Hello what a great resource this forum is to me.

I received an Ariens ST724 snowblower from my fathers estate. Is is a 1980 model with a tecumseh H70-130210E or H70-130216E due to oxidation it is difficult to see. The machine has no carb , muffler or mounting hardware. 

My question is that I am told by a local shop the engine requires an intake pipe (between carb and block). I have not been able to locate info on how the carb is mounted directly to the block or if a pipe is required.

The machine has great compression and did work prior to my father taking the carb and muffler off.


Thanks

Tim


----------



## 43128 (Feb 14, 2014)

the carb uses a thin spacer maybe half an inch thick.


----------



## Jackmels (Feb 18, 2013)

As Stated above, It's a Spacer about 1/2" with a set of screws. When attaching to the block, you need to screw one side in a bit, then alternate to other side until it' snug. Here's a Pic.

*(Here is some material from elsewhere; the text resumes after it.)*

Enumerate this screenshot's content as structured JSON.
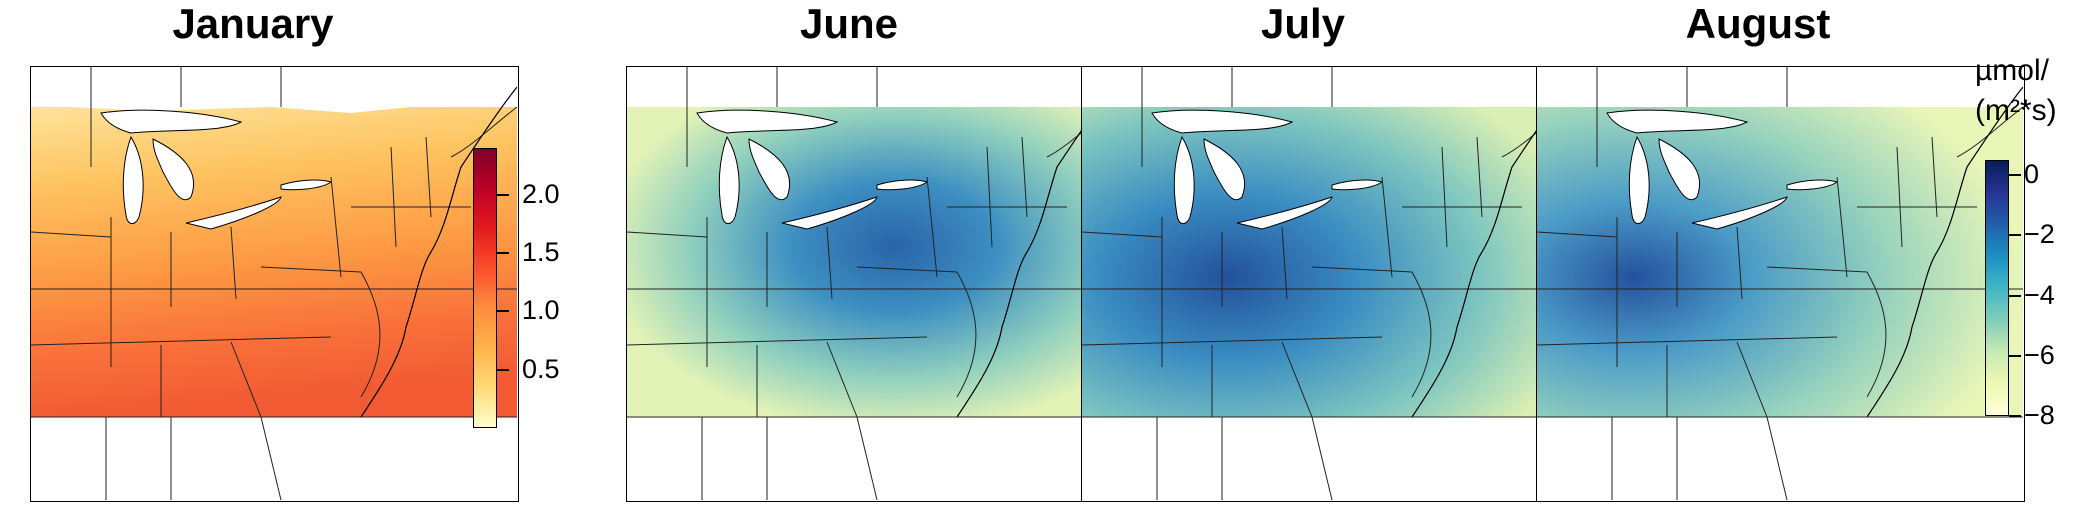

I have them available, pm if interested.


----------



## tmsax (Apr 5, 2017)

Thank you for the reply. Now that I do not need the intake pipe. This leads to the question that the exhaust will need to be on an extension. The intake and exhaust ports are very close would appear to hit each other


----------



## Jackmels (Feb 18, 2013)

Muffler is relatively flat. Have them available. PM if interested, Have Airboxes, and any other parts you might need.


----------



## tmsax (Apr 5, 2017)

Jackmels,

Please let me know if you have the carb Flange, Carb bolts and muffler studs or bolts. Thank you again

Tim


----------



## Jackmels (Feb 18, 2013)

Here's Your Parts, including Carb Gasket. PM Sent.


----------



## Jackmels (Feb 18, 2013)




----------



## tmsax (Apr 5, 2017)

Can you send me your address again I am in the Pool business and things got crazy Thanks Tim Saxer


----------